With less than three months left until the Greek D-Day, and just over one month until the next 3-year LTRO, which will be the ECB's final chance to firewall off its banks with sufficient liquidity and brace for the worst if Greece fails to reach a consensual debt reducing exchange offer (which our colleagues in the German press don't think will be nearly enough), we finally get a glimpse of how the super broke Mario brothers really feel. According to a report in the German Spiegel, the ink is not even yet dry on the latest completely toothless EU Fiscal Draft (which will allow the €500 billion European Stability Mechanism to be enacted) and already we get the world's most insolvent hedge fund, pardon central bank, and Europe's biggest debtor demanding for more. "Italian Prime Minister Mario Monti and European Central Bank President Mario Draghi both support enlarging the capacity of Europe’s permanent financial rescue mechanism, Der Spiegel reported, without saying where it got the information. The news magazine said Monti is pushing for the European Stability Mechanism’s capacity to be doubled to 1 trillion euros ($1.29 trillion), and had made the suggestion to the German government. Der Spiegel added that Draghi supports the view that unused funds from Europe’s temporary rescue fund should be added to the ESM’s firepower when it comes into force." Well good thing the ECB is not printing money or else one would get the impression that the system is getting flooded with trillions of excess cash. It also also great that the next LTRO will not be up to €10 trillion, as first reported here, and as was finally noted by the German press.
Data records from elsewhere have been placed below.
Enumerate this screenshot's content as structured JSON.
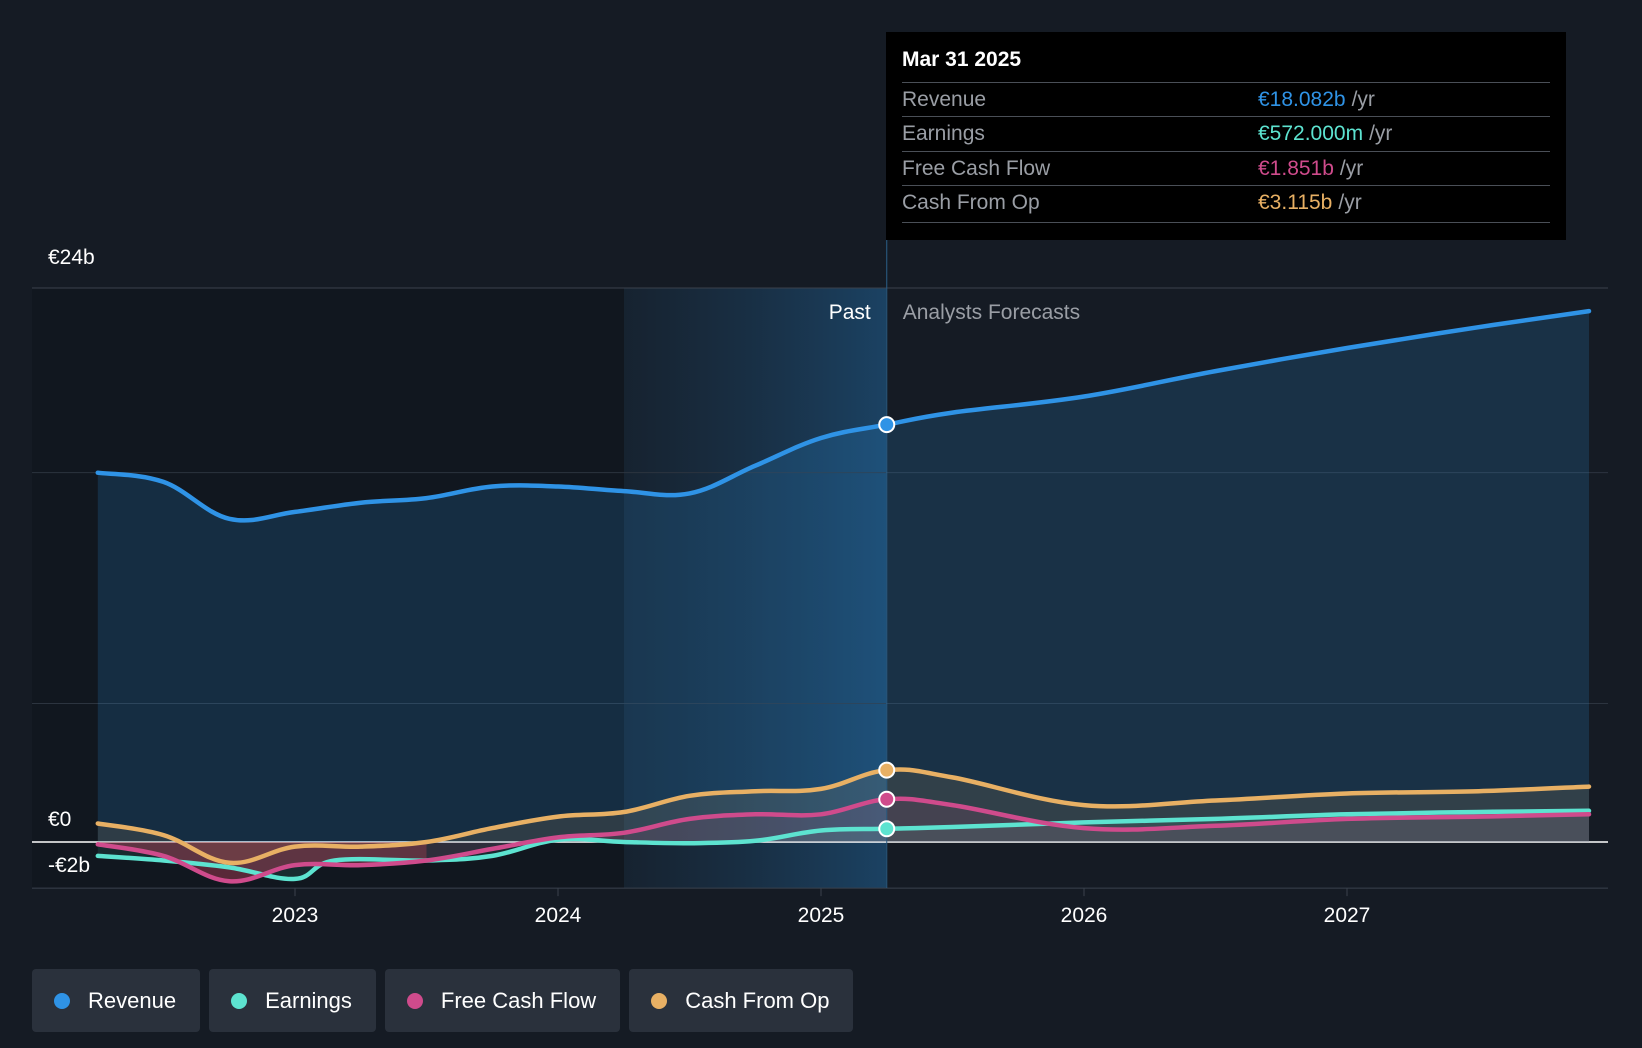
{
  "chart_data": {
    "type": "line",
    "title": "",
    "y_axis": {
      "min": -2,
      "max": 24,
      "unit": "€b",
      "tick_labels": [
        "€24b",
        "€0",
        "-€2b"
      ]
    },
    "x_axis": {
      "tick_labels": [
        "2023",
        "2024",
        "2025",
        "2026",
        "2027"
      ]
    },
    "sections": {
      "past_label": "Past",
      "forecast_label": "Analysts Forecasts",
      "divider_x": 2025.25
    },
    "series": [
      {
        "name": "Revenue",
        "color": "#2f93e6",
        "points": [
          [
            2022.25,
            16.0
          ],
          [
            2022.5,
            15.6
          ],
          [
            2022.75,
            14.0
          ],
          [
            2023.0,
            14.3
          ],
          [
            2023.25,
            14.7
          ],
          [
            2023.5,
            14.9
          ],
          [
            2023.75,
            15.4
          ],
          [
            2024.0,
            15.4
          ],
          [
            2024.25,
            15.2
          ],
          [
            2024.5,
            15.1
          ],
          [
            2024.75,
            16.3
          ],
          [
            2025.0,
            17.5
          ],
          [
            2025.25,
            18.082
          ],
          [
            2025.5,
            18.6
          ],
          [
            2026.0,
            19.3
          ],
          [
            2026.5,
            20.4
          ],
          [
            2027.0,
            21.4
          ],
          [
            2027.5,
            22.3
          ],
          [
            2027.92,
            23.0
          ]
        ]
      },
      {
        "name": "Earnings",
        "color": "#5de3d0",
        "points": [
          [
            2022.25,
            -0.6
          ],
          [
            2022.5,
            -0.8
          ],
          [
            2022.75,
            -1.1
          ],
          [
            2023.0,
            -1.6
          ],
          [
            2023.15,
            -0.8
          ],
          [
            2023.5,
            -0.8
          ],
          [
            2023.75,
            -0.6
          ],
          [
            2024.0,
            0.1
          ],
          [
            2024.25,
            0.0
          ],
          [
            2024.5,
            -0.05
          ],
          [
            2024.75,
            0.05
          ],
          [
            2025.0,
            0.5
          ],
          [
            2025.25,
            0.572
          ],
          [
            2025.5,
            0.65
          ],
          [
            2026.0,
            0.85
          ],
          [
            2026.5,
            1.0
          ],
          [
            2027.0,
            1.2
          ],
          [
            2027.5,
            1.3
          ],
          [
            2027.92,
            1.35
          ]
        ]
      },
      {
        "name": "Free Cash Flow",
        "color": "#cf4b8c",
        "points": [
          [
            2022.25,
            -0.1
          ],
          [
            2022.5,
            -0.6
          ],
          [
            2022.75,
            -1.7
          ],
          [
            2023.0,
            -1.0
          ],
          [
            2023.25,
            -1.0
          ],
          [
            2023.5,
            -0.8
          ],
          [
            2023.75,
            -0.3
          ],
          [
            2024.0,
            0.2
          ],
          [
            2024.25,
            0.4
          ],
          [
            2024.5,
            1.0
          ],
          [
            2024.75,
            1.2
          ],
          [
            2025.0,
            1.2
          ],
          [
            2025.25,
            1.851
          ],
          [
            2025.5,
            1.6
          ],
          [
            2026.0,
            0.6
          ],
          [
            2026.5,
            0.7
          ],
          [
            2027.0,
            1.0
          ],
          [
            2027.5,
            1.1
          ],
          [
            2027.92,
            1.2
          ]
        ]
      },
      {
        "name": "Cash From Op",
        "color": "#e8b064",
        "points": [
          [
            2022.25,
            0.8
          ],
          [
            2022.5,
            0.3
          ],
          [
            2022.75,
            -0.9
          ],
          [
            2023.0,
            -0.2
          ],
          [
            2023.25,
            -0.2
          ],
          [
            2023.5,
            0.0
          ],
          [
            2023.75,
            0.6
          ],
          [
            2024.0,
            1.1
          ],
          [
            2024.25,
            1.3
          ],
          [
            2024.5,
            2.0
          ],
          [
            2024.75,
            2.2
          ],
          [
            2025.0,
            2.3
          ],
          [
            2025.25,
            3.115
          ],
          [
            2025.5,
            2.8
          ],
          [
            2026.0,
            1.6
          ],
          [
            2026.5,
            1.8
          ],
          [
            2027.0,
            2.1
          ],
          [
            2027.5,
            2.2
          ],
          [
            2027.92,
            2.4
          ]
        ]
      }
    ]
  },
  "tooltip": {
    "date": "Mar 31 2025",
    "rows": [
      {
        "label": "Revenue",
        "value": "€18.082b",
        "unit": "/yr",
        "color": "#2f93e6"
      },
      {
        "label": "Earnings",
        "value": "€572.000m",
        "unit": "/yr",
        "color": "#5de3d0"
      },
      {
        "label": "Free Cash Flow",
        "value": "€1.851b",
        "unit": "/yr",
        "color": "#cf4b8c"
      },
      {
        "label": "Cash From Op",
        "value": "€3.115b",
        "unit": "/yr",
        "color": "#e8b064"
      }
    ]
  },
  "legend": [
    {
      "label": "Revenue",
      "color": "#2f93e6"
    },
    {
      "label": "Earnings",
      "color": "#5de3d0"
    },
    {
      "label": "Free Cash Flow",
      "color": "#cf4b8c"
    },
    {
      "label": "Cash From Op",
      "color": "#e8b064"
    }
  ]
}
As for the reason why the Super Insolvent Mario Bros need the extra cash...
Such a measure would create trust in the monetary union, which leaves the lower interest rates on government bonds, argues Monti. This suggestion is supported by Spain and Portugal. France also argues that Germany is throwing its economic and financial power in favor of the euro in the pan. The federal government has set by his wishes Monti already aware.
Needless to say, Germany will not hear of it: after all it is its money that goes down the rabbit chute to fund Italy's deficits. But that will not stop Monti who has just conceived the most persuasive of arguments:
The Italian Prime Minister had urged that Germany should contribute so that Italy would continue to pay lower interest rates.
Poor Mario apparently fails to grasp that for Germany a plunging Euro, and thus a surging export market to offshore trading parterns, is the only thing that matters now that its endogenous mercantilist import, pardon, trading partners of the past decade, the PIIGS, have no more debt capacity to buy German exports. Although even a technocrat probably understands that one does not get a weak currency by bailing out the weakest links over and over.
Expect the European crisis to be with us for a long time. After all, that's precisely what Germany wants (of course, the Chairsatan may have other views on the matter).